Sunday, November 30, 2008

MUMBAI: South Asia now a crisis zone

Further attacks could provoke enraged India
By ERIC MARGOLIS


Last week's bloody attacks in Mumbai (Bombay) that left more than 150 dead and 300 wounded are the latest sign the once distinct conflicts in Afghanistan, Pakistan, Kashmir and western India are beginning to overlap, creating a new, increasingly dangerous zone of crisis in South Asia.

India immediately blamed Pakistan for the attacks.

The Mumbai attacks appeared designed to punish and humiliate India over the Kashmir conflict. Kashmir is India's only Muslim majority state. India has 500,000 troops and paramilitary units fighting Muslim Kashmiri independence seekers. The 19-year-old struggle has left some 40,000 dead, mostly Muslims.

Pakistan and India have fought three wars over divided Kashmir since 1947.

Clashes between Pakistani and Indian forces along the Kashmir ceasefire line are frequent.

The Mumbai attackers' hunt for Britons and Americans also suggested revenge for intensifying U.S. bombing of villages in Afghanistan and Pakistan's tribal zone that was just denounced by Hamid Karzai, Afghanistan's U.S.-installed leader.

Hostages were taken, including Canadians, who have become targets due to their nation's military role in Afghanistan. I have often stayed at both the Taj Mahal and the Oberoi.

Last June, 41 people died when India's embassy in Kabul, Afghanistan, was blown up. India immediately blamed Pakistan's intelligence service, ISI, and accused it of bombings in Mumbai, Delhi, Ahmadabad and Bangalore.

Islamabad denies these charges and accuses India's spy agency, RAW, of bombings in Pakistan's frontier tribal zone and Karachi.

Pakistan is deeply alarmed by India's growing influence in Afghanistan, long Pakistan's backyard. India is arming and financing Uzbek and Tajik Afghan Communists, has large numbers of RAW agents in the field and, to Pakistan's alarm, Delhi recently secured an air base in Tajikistan.

India insists Kashmiri and Pakistani extremist groups -- it names 36 -- are backed by ISI in an effort to destabilize India. Recently, Hindu extremists linked to the neo-fascist RSS and Hitler-admiring Shiv Sena movements have begun attacking Indian Muslims and Christians.

'GOONDAS' TERRORIZE

Add to this witches' curry vicious Hindi and Muslim gangsters known as "goondas" who terrorize and extort India's big cities.

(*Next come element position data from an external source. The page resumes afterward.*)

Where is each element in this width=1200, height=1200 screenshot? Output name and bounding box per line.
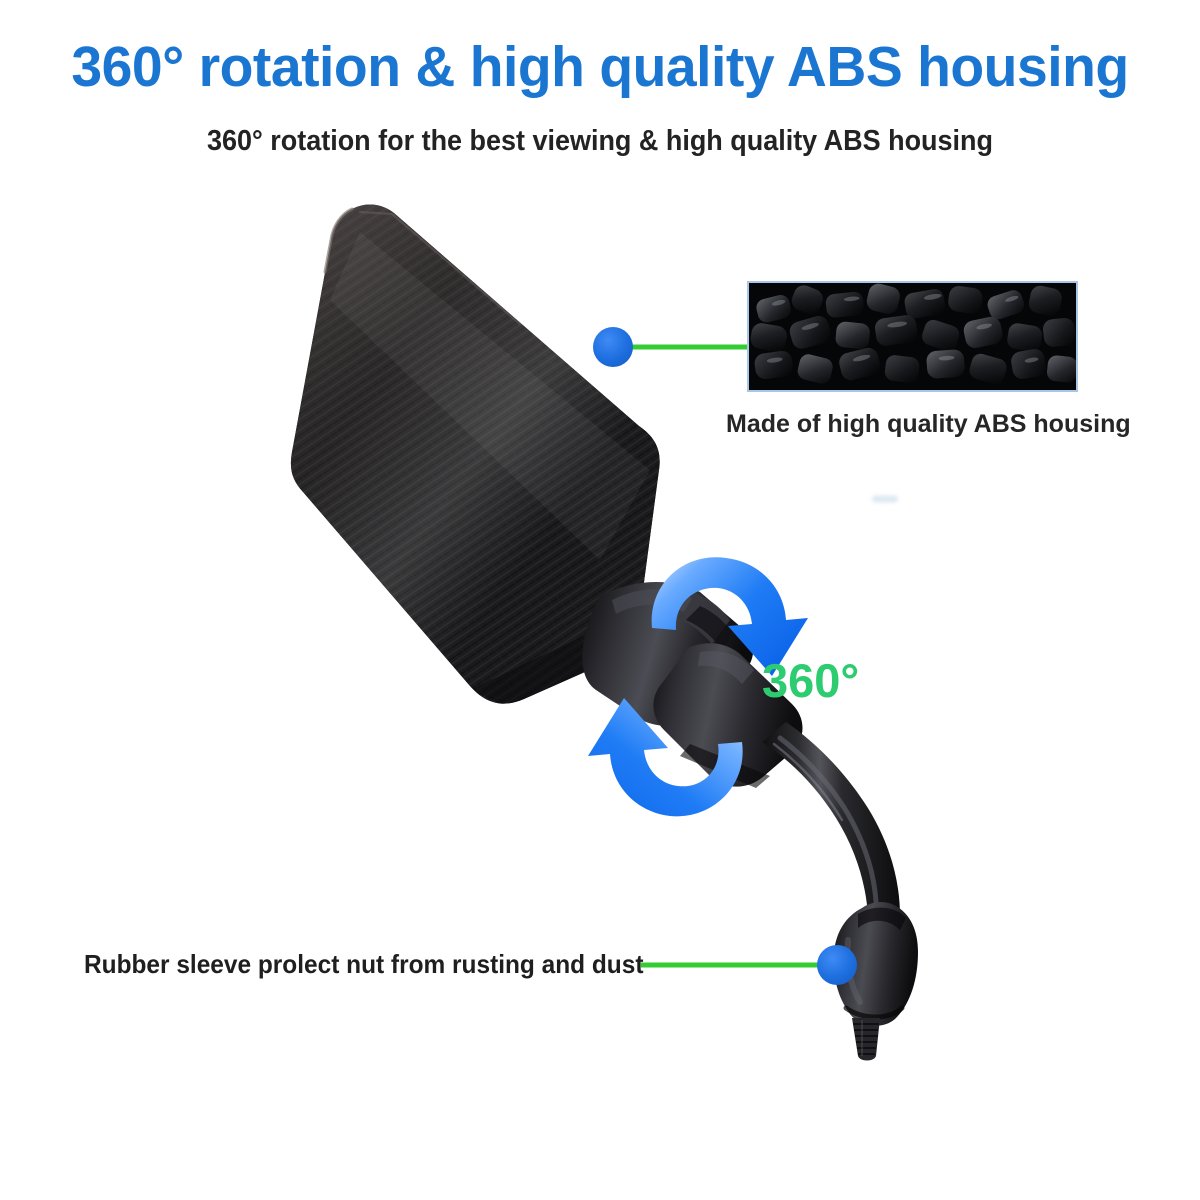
product-illustration [0,0,1200,1200]
abs-pellets-image [749,283,1076,392]
infographic-canvas: 360° rotation & high quality ABS housing… [0,0,1200,1200]
mirror-stem-tube [762,722,900,916]
callout-dot-rubber[interactable] [817,945,857,985]
callout-label-rubber: Rubber sleeve prolect nut from rusting a… [84,949,643,980]
threaded-bolt [852,1018,880,1061]
rotation-degree-label: 360° [762,655,859,707]
callout-label-abs: Made of high quality ABS housing [726,409,1131,439]
callout-dot-abs[interactable] [593,327,633,367]
abs-pellets-inset-photo [747,281,1078,392]
image-artifact [872,496,898,502]
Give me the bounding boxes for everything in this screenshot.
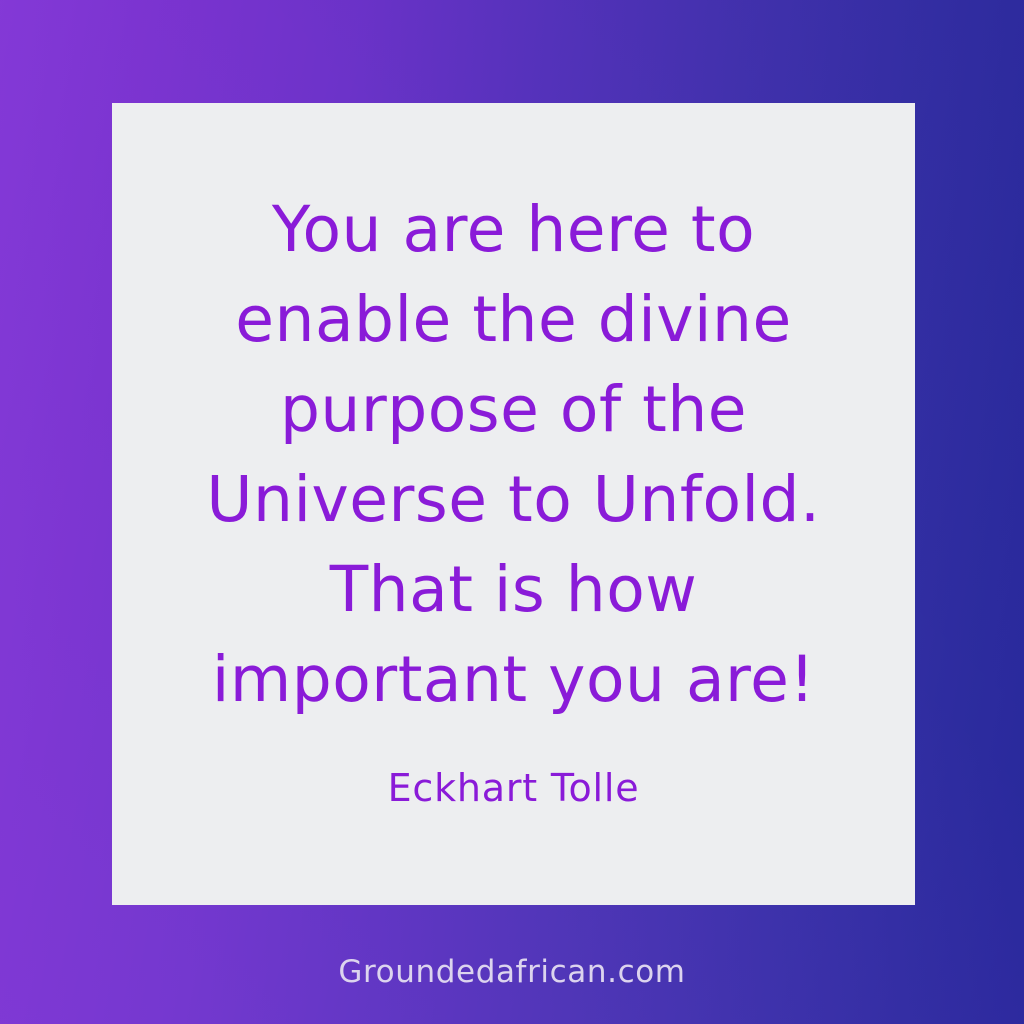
- site-watermark: Groundedafrican.com: [0, 952, 1024, 992]
- quote-text: You are here to enable the divine purpos…: [138, 185, 889, 725]
- quote-attribution: Eckhart Tolle: [138, 765, 889, 811]
- quote-card: You are here to enable the divine purpos…: [112, 103, 915, 905]
- quote-image-canvas: You are here to enable the divine purpos…: [0, 0, 1024, 1024]
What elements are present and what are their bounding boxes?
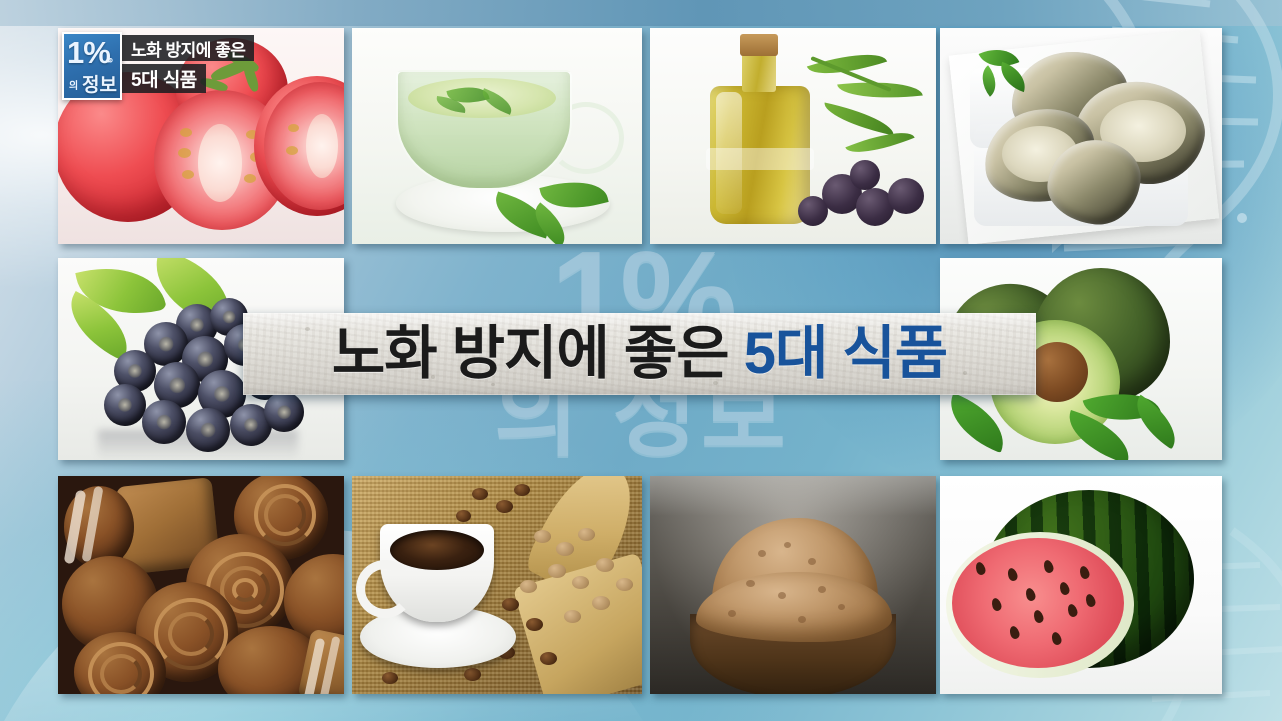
food-cell-chocolate[interactable] [58,476,344,694]
header-line-1: 노화 방지에 좋은 [122,35,254,61]
oysters-photo [940,28,1222,244]
green-tea-photo [352,28,642,244]
soy-paste-photo [650,476,936,694]
logo-sub-small-text: 의 [69,82,78,92]
chocolate-photo [58,476,344,694]
title-main-text: 노화 방지에 좋은 [332,321,744,386]
program-logo-badge: 1% ⚭ 의 정보 [62,32,122,100]
food-cell-watermelon[interactable] [940,476,1222,694]
food-cell-green-tea[interactable] [352,28,642,244]
food-cell-oysters[interactable] [940,28,1222,244]
title-accent-text: 5대 식품 [744,321,947,386]
food-cell-coffee[interactable] [352,476,642,694]
logo-sub-text: 정보 [82,76,117,95]
olive-oil-photo [650,28,936,244]
watermelon-photo [940,476,1222,694]
page-title: 노화 방지에 좋은 5대 식품 [332,325,947,383]
food-cell-olive-oil[interactable] [650,28,936,244]
pin-icon: ⚭ [104,54,115,67]
broadcast-screen: 1% 의 정보 [0,0,1282,721]
title-banner: 노화 방지에 좋은 5대 식품 [243,313,1036,395]
food-cell-soy-paste[interactable] [650,476,936,694]
coffee-photo [352,476,642,694]
header-line-2: 5대 식품 [122,64,206,93]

Regional secessionist movements plague India's south and east, and some Sikhs still struggle for independence. Naxalites, a Marxist revolutionary movement of landless peasants, remains one of India's major internal security threats.

India and Pakistan's large arsenals of nuclear-armed missiles and strike aircraft are on a hair-trigger alert. The ongoing Indo-Pak confrontation that I detailed in my book, War at the Top of the World, is the world's most dangerous nuclear threat.

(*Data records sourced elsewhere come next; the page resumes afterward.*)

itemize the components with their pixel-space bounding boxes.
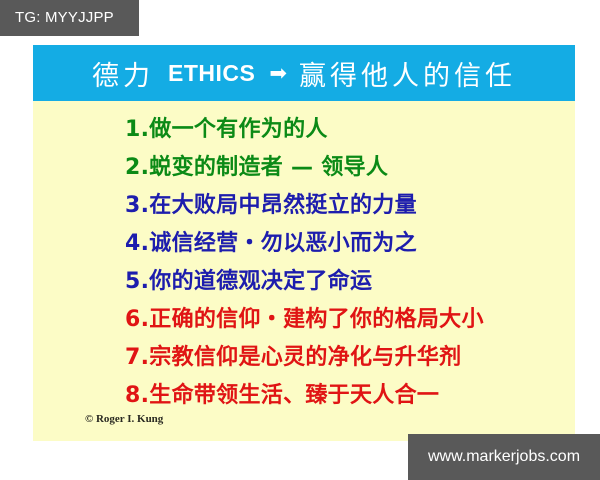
header-band: 德力 ETHICS ➡ 赢得他人的信任 [33,45,575,101]
list-item: 7.宗教信仰是心灵的净化与升华剂 [33,339,575,377]
header-subtitle-chinese: 赢得他人的信任 [299,54,516,93]
list-item: 6.正确的信仰・建构了你的格局大小 [33,301,575,339]
list-item: 5.你的道德观决定了命运 [33,263,575,301]
header-title-chinese: 德力 [92,54,154,93]
tag-badge: TG: MYYJJPP [0,0,139,36]
header-title-english: ETHICS [168,60,255,87]
site-watermark: www.markerjobs.com [408,434,600,480]
list-item: 2.蜕变的制造者 — 领导人 [33,149,575,187]
ethics-list: 1.做一个有作为的人 2.蜕变的制造者 — 领导人 3.在大败局中昂然挺立的力量… [33,101,575,415]
list-item: 1.做一个有作为的人 [33,111,575,149]
copyright-notice: © Roger I. Kung [85,413,163,425]
right-arrow-icon: ➡ [269,63,287,84]
list-item: 3.在大败局中昂然挺立的力量 [33,187,575,225]
list-item: 8.生命带领生活、臻于天人合一 [33,377,575,415]
slide-card: 德力 ETHICS ➡ 赢得他人的信任 1.做一个有作为的人 2.蜕变的制造者 … [33,45,575,441]
header-title-group: 德力 ETHICS ➡ 赢得他人的信任 [92,54,516,93]
list-item: 4.诚信经营・勿以恶小而为之 [33,225,575,263]
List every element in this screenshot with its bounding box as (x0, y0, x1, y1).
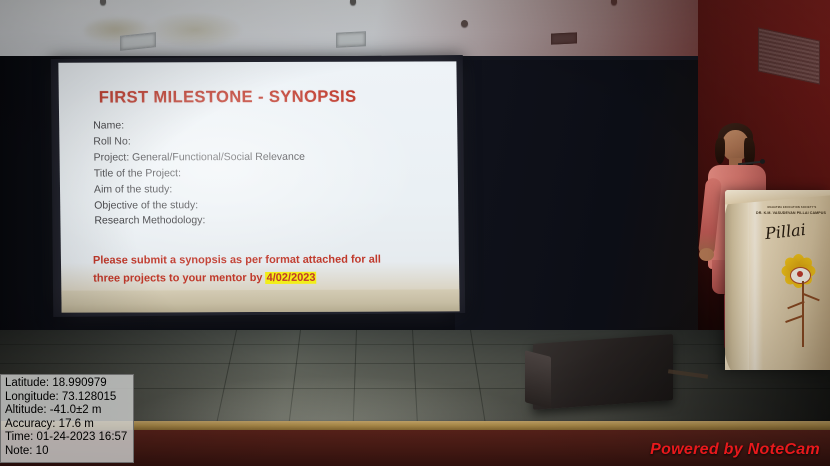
slide-bullet-methodology: Research Methodology: (94, 213, 438, 230)
slide-note-line-1: Please submit a synopsis as per format a… (93, 250, 439, 269)
floor-tile-line (353, 330, 357, 426)
floor-tile-line (216, 330, 237, 424)
floor-tile-line (288, 330, 301, 425)
gps-note: Note: 10 (5, 445, 127, 459)
podium-curved-edge (725, 196, 749, 370)
slide-bullet-roll-no: Roll No: (93, 133, 437, 150)
slide-bullet-project: Project: General/Functional/Social Relev… (94, 149, 438, 166)
flower-stem (802, 281, 804, 347)
slide-bullet-title: Title of the Project: (94, 165, 438, 182)
slide-submission-note: Please submit a synopsis as per format a… (91, 250, 439, 287)
presenter-hair-left (715, 138, 725, 164)
sunflower-logo-icon (773, 252, 830, 352)
right-wall-dark (455, 60, 715, 360)
gps-info-overlay: Latitude: 18.990979 Longitude: 73.128015… (0, 374, 134, 463)
speaker-front-face (525, 350, 551, 409)
podium-society-text: MAHATMA EDUCATION SOCIETY'S (757, 206, 827, 209)
podium-institute-text: DR. K.M. VASUDEVAN PILLAI CAMPUS (753, 211, 829, 215)
slide-bullet-objective: Objective of the study: (94, 197, 438, 214)
screen-bottom-border (61, 289, 459, 312)
floor-tile-line (0, 363, 830, 364)
stage-speaker-cabinet (533, 334, 673, 410)
gps-accuracy: Accuracy: 17.6 m (5, 418, 127, 432)
wall-vent-grille (758, 27, 820, 84)
slide-bullet-aim: Aim of the study: (94, 181, 438, 198)
microphone-icon (760, 159, 765, 164)
gps-latitude: Latitude: 18.990979 (5, 377, 127, 391)
flower-center-dot (797, 271, 803, 277)
gps-altitude: Altitude: -41.0±2 m (5, 404, 127, 418)
slide-title: FIRST MILESTONE - SYNOPSIS (99, 87, 437, 107)
presenter-hand (699, 248, 714, 261)
gps-time: Time: 01-24-2023 16:57 (5, 431, 127, 445)
gps-longitude: Longitude: 73.128015 (5, 391, 127, 405)
podium-top-surface (725, 190, 830, 205)
slide-note-deadline-highlight: 4/02/2023 (265, 272, 316, 284)
floor-tile-line (412, 330, 418, 426)
slide-note-prefix: three projects to your mentor by (93, 272, 266, 285)
screenshot-root: FIRST MILESTONE - SYNOPSIS Name: Roll No… (0, 0, 830, 466)
slide-note-line-2: three projects to your mentor by 4/02/20… (93, 268, 439, 287)
presentation-slide: FIRST MILESTONE - SYNOPSIS Name: Roll No… (58, 61, 459, 312)
podium: MAHATMA EDUCATION SOCIETY'S DR. K.M. VAS… (725, 190, 830, 370)
projection-screen: FIRST MILESTONE - SYNOPSIS Name: Roll No… (58, 61, 459, 312)
podium-signature-logo: Pillai (764, 220, 807, 243)
flower-leaf (785, 315, 803, 323)
floor-tile-line (470, 330, 486, 425)
slide-bullet-name: Name: (93, 117, 437, 134)
flower-leaf (802, 293, 820, 302)
podium-highlight (747, 190, 763, 370)
notecam-watermark: Powered by NoteCam (650, 441, 820, 459)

U.S. president-elect Barack Obama has laudably vowed to seek a settlement of the six-decade Kashmir conflict.

India's 155 million Muslims have been largely passive and avoided violence. But there's a growing belief among some young Indian Muslims that they are second-class citizens and oppressed. Many were radicalized by the horrible pogrom in 2002 in the state of Gujarat in which up to 3,000 Muslims were massacred, many burned alive by Hindu mobs egged on by state politicians.

Small numbers of young Indian Muslims are turning to violence in spite of the government's efforts to be even handed and responsive to Muslim demands.

DESTABILIZING PAKISTAN

More important, the relentless expansion of the U.S.-led Afghan conflict is dangerously destabilizing already turbulent Pakistan. As India and Pakistan wage a proxy struggle to dominate Afghanistan, bankrupt Pakistan is being bribed by Washington to wage war on its own Pashtun tribal people who oppose the western occupation of neighbouring Afghanistan.

Violence in Kashmir is again on the rise. Indian repression of both violent and non-violent Kashmiri Muslim independence seekers is intensifying. Iran also is stirring the pot in Afghanistan and among Pakistan's Shia, who are 20% of the population.

The biggest danger right now is small bands of fanatical extremists, such as those who attacked Mumbai this week, or violent Kashmiri groups like Lashkar-e-Toiba or Jaish-e-Mohammed, who brazenly assaulted India's parliament in 2001, could provoke an enraged India to retaliate against Pakistan, spark an open war over Afghanistan or even tempt India to invade a Pakistan destabilized by U.S. cross-border attacks.